ARGUMENT: CYBER ORDERThe Liberal Cyber Order

Published 22 April 2023

Grand strategy is a theory of security, a logical narrative about how states employ the instruments of national power to make themselves safe. States may choose from a variety of grand strategies. Joshua Rovner writes that two grand strategies are particularly important to the current U.S. debate: restraint and liberal internationalism. Last month the Biden administration released its National Cybersecurity Strategy, which offers a full display of the foundations of liberal internationalism. This is surprising, since Joe Biden’s approach to national security has always blended liberal ideals with realist restraint.

Last month the Biden administration released its National Cybersecurity Strategy, ending months of speculation about its contents. The document, unsurprisingly, focuses on public-private collaboration, which is understandable given that the private sector owns and operates most of the internet.
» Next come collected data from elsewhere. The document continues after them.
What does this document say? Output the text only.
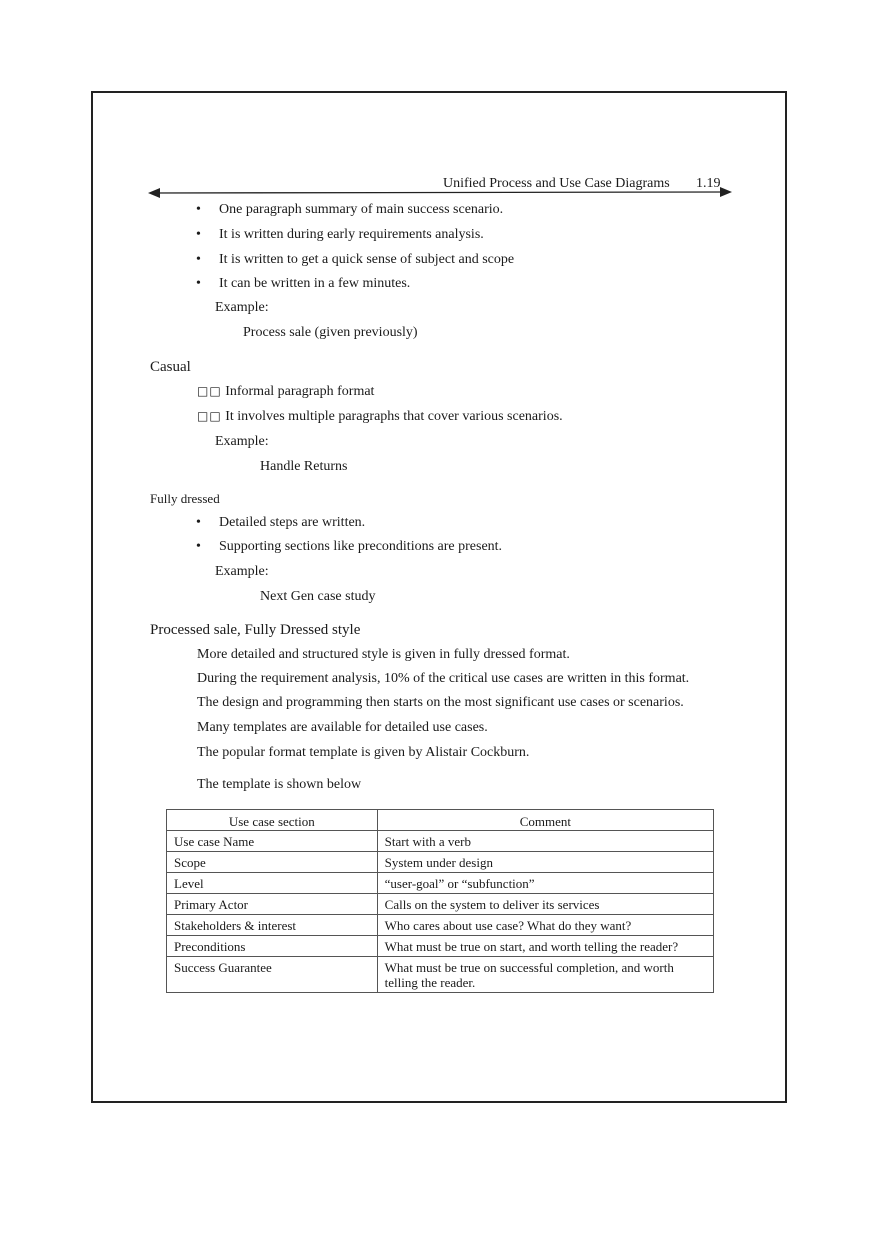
Unified Process and Use Case Diagrams 1.19
• One paragraph summary of main success scenario.
• It is written during early requirements analysis.
• It is written to get a quick sense of subject and scope
• It can be written in a few minutes.
Example:
Process sale (given previously)
Casual
□□ Informal paragraph format
□□ It involves multiple paragraphs that cover various scenarios.
Example:
Handle Returns
Fully dressed
• Detailed steps are written.
• Supporting sections like preconditions are present.
Example:
Next Gen case study
Processed sale, Fully Dressed style
More detailed and structured style is given in fully dressed format.
During the requirement analysis, 10% of the critical use cases are written in this format.
The design and programming then starts on the most significant use cases or scenarios.
Many templates are available for detailed use cases.
The popular format template is given by Alistair Cockburn.
The template is shown below
Use case section	Comment
Use case Name	Start with a verb
Scope	System under design
Level	“user-goal” or “subfunction”
Primary Actor	Calls on the system to deliver its services
Stakeholders & interest	Who cares about use case? What do they want?
Preconditions	What must be true on start, and worth telling the reader?
Success Guarantee	What must be true on successful completion, and worth telling the reader.
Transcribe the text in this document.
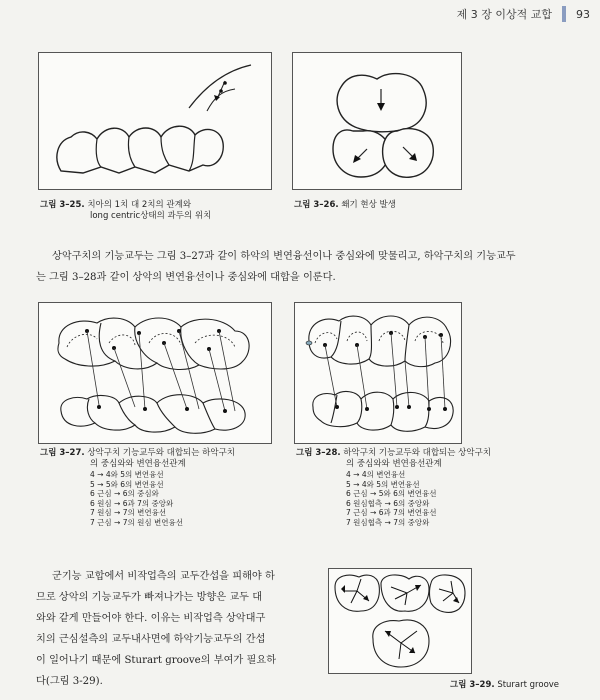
제 3 장 이상적 교합 93
그림 3–25. 치아의 1치 대 2치의 관계와
long centric상태의 과두의 위치
그림 3–26. 쐐기 현상 발생
상악구치의 기능교두는 그림 3–27과 같이 하악의 변연융선이나 중심와에 맞물리고, 하악구치의 기능교두
는 그림 3–28과 같이 상악의 변연융선이나 중심와에 대합을 이룬다.
그림 3–27. 상악구치 기능교두와 대합되는 하악구치
의 중심와와 변연융선관계
4 → 4와 5의 변연융선
5 → 5와 6의 변연융선
6 근심 → 6의 중심와
6 원심 → 6과 7의 중앙와
7 원심 → 7의 변연융선
7 근심 → 7의 원심 변연융선
그림 3–28. 하악구치 기능교두와 대합되는 상악구치
의 중심와와 변연융선관계
4 → 4의 변연융선
5 → 4와 5의 변연융선
6 근심 → 5와 6의 변연융선
6 원심협측 → 6의 중앙와
7 근심 → 6과 7의 변연융선
7 원심협측 → 7의 중앙와
군기능 교합에서 비작업측의 교두간섭을 피해야 하
므로 상악의 기능교두가 빠져나가는 방향은 교두 대
와와 같게 만들어야 한다. 이유는 비작업측 상악대구
치의 근심설측의 교두내사면에 하악기능교두의 간섭
이 일어나기 때문에 Sturart groove의 부여가 필요하
다(그림 3-29).	그림 3–29. Sturart groove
Because it calls for stronger regulations, the issue of public-private relations has already received a lot of attention.  

Joshua Rovner writes in War on the Rocks that the document, however, also reveals something about the administration’s grand strategy.

President Joe Biden’s approach to national security has always blended liberal ideals with realist restraint. He has promoted democracy and pledged his support for international institutions, to be sure, but he also has a long record of resisting calls for military action. Biden’s instincts have been most fully on display in Ukraine. The president describes the war as a clash of democracy and authoritarianism upon which the West depends, yet he has refused to send U.S. troops to fight the Russian invaders, and he has tailored military assistance to avoid provoking Russian escalation. 

The administration’s approach to cyberspace is different. It is liberalism unbounded. The White House strategy treats cyberspace as the venue for ideological competition among great-power rivals. The United States and its democratic allies are fighting to sustain a free internet and a “cyber ecosystem” that encourages trade and protects human rights. Russia and China, by contrast, are fighting to dismantle that system, replacing liberal norms with a conception of cyber sovereignty that justifies political oppression at home and political manipulation abroad.

Biden welcomes the fight. He shows no inclination to restrain American cyber power in the service of liberal ideals. His strategy does not dwell on deterrence, a word that does not appear anywhere in the document. Nor does it express any concern for escalation — that term doesn’t appear either. The military restraint that tempers White House political idealism disappears in cyberspace. The president is a realist in the real world, but a liberal champion online.

Rovner writes that grand strategy is a theory of security, a logical story about how states use the instruments of national power to make themselves safe.